Rewriting History

Sometimes people rewrite history. They do so after the end of a marriage, romantic relationship or friendship. Rewriting history, in the sense I’m talking about, means altering the facts to suit your new conclusions. It means leaving your own errors out of it, and only focusing on your grievance with the person you once liked or loved, and now hate. “This person I once loved is depraved.” This begs the question: Why did you love a depraved person? What does this say about your own morality, your own perceptiveness or your own intelligence?

There’s no answer to the person who rewrites history. This is because he or she is too busy being the victim. All that matters is that, “This person let me down, and therefore I can change whatever I think about him or her to suit my present purposes.”

I’m not denying that people sometimes do fraudulent or otherwise terrible things. But rarely, if ever, can you truthfully say, “I had no idea!” Usually, the person who was once loved or valued and is now despised was the same person all along — “It’s just that I liked him fine when I got what I wanted from him, but now that he’s doing the same thing to me that I knew he did to others … well, that’s no good!”

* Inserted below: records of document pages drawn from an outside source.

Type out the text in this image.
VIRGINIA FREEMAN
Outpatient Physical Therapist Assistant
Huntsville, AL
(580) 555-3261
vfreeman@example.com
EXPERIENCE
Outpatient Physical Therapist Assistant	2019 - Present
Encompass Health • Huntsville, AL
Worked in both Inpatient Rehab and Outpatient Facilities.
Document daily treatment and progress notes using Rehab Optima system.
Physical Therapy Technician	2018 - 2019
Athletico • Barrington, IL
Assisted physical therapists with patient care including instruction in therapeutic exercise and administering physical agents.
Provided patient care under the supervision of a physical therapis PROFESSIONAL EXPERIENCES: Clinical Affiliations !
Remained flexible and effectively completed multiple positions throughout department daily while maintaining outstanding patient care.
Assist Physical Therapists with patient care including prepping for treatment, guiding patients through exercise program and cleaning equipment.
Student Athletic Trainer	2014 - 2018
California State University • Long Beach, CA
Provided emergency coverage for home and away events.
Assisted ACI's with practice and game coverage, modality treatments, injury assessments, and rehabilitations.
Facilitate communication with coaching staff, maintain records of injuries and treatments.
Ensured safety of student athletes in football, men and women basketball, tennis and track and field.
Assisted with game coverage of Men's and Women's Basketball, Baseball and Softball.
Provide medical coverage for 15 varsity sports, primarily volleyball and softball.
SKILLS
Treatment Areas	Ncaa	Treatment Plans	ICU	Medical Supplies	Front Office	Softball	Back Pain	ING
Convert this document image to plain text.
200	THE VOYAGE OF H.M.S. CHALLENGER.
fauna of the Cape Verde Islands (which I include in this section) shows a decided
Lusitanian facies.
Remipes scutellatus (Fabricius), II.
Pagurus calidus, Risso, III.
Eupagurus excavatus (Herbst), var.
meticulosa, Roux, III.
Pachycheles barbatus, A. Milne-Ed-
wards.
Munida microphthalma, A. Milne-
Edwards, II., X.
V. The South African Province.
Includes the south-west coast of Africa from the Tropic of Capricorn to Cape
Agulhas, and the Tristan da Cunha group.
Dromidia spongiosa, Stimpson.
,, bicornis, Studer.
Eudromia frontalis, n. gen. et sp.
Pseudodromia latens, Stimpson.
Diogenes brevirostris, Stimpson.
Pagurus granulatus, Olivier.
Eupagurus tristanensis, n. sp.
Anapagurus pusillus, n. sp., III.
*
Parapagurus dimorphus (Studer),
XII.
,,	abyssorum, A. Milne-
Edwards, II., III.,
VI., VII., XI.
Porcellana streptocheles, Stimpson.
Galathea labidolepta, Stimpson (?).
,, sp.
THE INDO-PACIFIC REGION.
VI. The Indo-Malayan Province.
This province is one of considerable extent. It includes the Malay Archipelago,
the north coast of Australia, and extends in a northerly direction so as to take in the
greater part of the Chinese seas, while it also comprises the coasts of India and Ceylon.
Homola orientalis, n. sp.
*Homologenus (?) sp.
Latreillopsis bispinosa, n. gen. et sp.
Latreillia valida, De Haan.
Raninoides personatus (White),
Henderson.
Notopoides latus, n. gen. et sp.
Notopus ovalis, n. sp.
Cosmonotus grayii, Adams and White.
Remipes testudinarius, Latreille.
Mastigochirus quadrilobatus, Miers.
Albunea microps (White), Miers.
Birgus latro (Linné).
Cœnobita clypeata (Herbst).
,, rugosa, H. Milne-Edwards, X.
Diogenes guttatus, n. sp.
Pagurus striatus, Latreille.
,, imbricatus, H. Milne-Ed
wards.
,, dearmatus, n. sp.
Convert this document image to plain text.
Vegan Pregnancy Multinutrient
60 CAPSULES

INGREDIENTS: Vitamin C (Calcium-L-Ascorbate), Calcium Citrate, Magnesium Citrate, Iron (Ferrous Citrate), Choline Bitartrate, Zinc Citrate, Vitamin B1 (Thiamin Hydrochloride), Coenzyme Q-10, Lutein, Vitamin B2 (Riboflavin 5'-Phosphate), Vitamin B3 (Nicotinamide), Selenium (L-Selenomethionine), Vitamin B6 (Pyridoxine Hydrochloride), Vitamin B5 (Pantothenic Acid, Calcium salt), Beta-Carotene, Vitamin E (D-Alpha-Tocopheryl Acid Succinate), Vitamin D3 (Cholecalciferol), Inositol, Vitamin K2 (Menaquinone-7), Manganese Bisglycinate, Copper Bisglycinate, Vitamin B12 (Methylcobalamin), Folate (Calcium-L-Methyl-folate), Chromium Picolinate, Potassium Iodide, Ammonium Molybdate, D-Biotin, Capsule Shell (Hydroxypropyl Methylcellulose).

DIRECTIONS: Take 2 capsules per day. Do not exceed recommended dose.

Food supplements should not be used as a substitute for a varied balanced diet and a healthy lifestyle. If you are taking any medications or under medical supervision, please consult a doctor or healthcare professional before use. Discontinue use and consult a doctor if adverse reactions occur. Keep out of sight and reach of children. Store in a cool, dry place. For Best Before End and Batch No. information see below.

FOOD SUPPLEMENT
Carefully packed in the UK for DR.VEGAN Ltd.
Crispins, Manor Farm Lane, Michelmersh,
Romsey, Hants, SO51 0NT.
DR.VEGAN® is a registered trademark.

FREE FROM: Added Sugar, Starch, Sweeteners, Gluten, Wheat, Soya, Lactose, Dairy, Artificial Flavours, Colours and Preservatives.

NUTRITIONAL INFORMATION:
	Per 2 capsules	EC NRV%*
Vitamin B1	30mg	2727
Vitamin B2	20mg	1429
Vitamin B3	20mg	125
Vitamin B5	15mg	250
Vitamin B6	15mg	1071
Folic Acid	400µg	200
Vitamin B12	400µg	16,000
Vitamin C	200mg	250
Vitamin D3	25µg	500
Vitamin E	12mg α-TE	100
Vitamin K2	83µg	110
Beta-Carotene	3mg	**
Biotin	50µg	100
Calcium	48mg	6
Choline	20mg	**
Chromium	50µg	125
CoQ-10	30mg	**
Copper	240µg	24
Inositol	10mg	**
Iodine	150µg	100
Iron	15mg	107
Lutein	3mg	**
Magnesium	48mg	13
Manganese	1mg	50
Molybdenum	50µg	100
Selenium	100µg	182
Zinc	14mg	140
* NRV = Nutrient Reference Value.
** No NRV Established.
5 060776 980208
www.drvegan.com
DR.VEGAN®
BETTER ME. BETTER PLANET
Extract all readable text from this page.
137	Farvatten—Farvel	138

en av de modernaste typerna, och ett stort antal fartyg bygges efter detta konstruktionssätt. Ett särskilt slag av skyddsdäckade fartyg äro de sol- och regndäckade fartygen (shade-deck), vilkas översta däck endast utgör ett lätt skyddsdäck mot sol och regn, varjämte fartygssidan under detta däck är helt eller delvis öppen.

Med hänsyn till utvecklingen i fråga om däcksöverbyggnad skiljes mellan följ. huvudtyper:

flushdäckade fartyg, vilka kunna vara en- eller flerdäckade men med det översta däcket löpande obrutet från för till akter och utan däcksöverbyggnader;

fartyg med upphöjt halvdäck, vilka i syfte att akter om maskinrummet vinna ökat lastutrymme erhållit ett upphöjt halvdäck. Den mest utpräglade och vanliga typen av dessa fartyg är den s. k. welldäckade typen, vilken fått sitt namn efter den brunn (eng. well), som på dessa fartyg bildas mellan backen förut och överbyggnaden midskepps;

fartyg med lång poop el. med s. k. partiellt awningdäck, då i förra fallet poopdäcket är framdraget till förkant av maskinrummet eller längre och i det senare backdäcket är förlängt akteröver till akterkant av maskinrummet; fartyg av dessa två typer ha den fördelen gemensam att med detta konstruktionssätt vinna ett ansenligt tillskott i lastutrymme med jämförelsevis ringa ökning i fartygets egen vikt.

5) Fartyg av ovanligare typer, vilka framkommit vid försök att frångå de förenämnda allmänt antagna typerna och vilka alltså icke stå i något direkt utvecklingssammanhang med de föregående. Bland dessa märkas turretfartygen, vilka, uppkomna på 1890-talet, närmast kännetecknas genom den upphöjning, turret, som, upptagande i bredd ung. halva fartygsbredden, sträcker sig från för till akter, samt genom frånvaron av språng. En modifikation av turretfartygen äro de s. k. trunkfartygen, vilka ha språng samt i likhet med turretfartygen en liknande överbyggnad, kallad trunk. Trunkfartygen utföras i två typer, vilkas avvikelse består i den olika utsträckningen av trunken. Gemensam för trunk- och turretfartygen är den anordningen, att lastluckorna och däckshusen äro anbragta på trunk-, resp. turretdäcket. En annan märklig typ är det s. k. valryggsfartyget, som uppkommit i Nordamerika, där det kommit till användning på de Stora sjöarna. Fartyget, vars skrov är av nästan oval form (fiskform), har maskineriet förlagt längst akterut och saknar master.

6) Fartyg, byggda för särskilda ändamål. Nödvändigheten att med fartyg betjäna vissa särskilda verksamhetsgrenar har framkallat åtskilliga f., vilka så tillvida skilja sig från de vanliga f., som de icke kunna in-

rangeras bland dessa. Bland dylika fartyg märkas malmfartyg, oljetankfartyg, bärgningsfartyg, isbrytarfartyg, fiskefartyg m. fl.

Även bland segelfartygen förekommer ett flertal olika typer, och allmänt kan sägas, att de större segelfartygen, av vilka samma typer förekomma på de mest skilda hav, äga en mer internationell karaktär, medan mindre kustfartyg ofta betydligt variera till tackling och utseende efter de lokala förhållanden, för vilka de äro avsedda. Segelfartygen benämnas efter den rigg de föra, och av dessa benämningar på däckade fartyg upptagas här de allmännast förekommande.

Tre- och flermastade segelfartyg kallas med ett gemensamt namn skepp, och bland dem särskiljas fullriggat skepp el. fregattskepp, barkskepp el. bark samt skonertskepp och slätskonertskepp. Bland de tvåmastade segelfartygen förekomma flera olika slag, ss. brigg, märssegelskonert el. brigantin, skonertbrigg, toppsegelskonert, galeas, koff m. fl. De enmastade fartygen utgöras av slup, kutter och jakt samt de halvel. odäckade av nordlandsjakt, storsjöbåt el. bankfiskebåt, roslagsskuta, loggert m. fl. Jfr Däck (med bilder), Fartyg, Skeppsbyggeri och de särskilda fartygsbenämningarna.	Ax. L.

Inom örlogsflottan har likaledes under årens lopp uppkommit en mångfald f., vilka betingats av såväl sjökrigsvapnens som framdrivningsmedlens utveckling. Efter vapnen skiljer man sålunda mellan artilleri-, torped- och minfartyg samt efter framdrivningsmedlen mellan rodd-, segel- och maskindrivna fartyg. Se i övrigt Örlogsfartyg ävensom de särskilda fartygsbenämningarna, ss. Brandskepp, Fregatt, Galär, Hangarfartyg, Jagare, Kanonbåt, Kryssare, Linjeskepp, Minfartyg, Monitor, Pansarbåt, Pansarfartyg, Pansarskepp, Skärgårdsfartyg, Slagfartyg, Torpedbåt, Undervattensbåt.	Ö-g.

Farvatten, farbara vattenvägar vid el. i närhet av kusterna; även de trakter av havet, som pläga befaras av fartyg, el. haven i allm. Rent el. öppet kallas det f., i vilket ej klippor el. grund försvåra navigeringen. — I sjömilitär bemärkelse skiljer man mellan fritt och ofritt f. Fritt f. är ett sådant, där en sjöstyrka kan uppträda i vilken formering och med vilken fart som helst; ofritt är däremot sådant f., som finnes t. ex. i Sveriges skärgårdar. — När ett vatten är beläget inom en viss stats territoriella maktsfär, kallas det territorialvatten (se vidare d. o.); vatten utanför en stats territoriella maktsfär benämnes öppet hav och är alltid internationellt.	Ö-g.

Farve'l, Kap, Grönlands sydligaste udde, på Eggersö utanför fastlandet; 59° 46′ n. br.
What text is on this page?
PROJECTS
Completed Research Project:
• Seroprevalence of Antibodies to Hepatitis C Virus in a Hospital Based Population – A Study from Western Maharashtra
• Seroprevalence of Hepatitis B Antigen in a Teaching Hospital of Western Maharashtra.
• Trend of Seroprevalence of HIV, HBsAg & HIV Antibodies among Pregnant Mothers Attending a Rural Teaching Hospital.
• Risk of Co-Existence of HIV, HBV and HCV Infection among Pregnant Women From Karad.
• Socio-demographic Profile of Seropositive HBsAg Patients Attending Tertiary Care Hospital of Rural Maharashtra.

The point is: You cannot rewrite history. You cannot even write history without owning up to your own role in it. “I chose to look the other way and now I’m paying the price.” This is the healthy and honest attitude. If the behavior you don’t like was never present, that’s one thing. But if you’re really honest with yourself, you can almost always find evidence of that behavior in the past. For whatever reasons, you wanted to pretend it wasn’t there, and now you want to be the victim. Maybe you were a victim all along, or maybe you weren’t. But you’re really your own victim if you only now are facing what you chose to evade all along.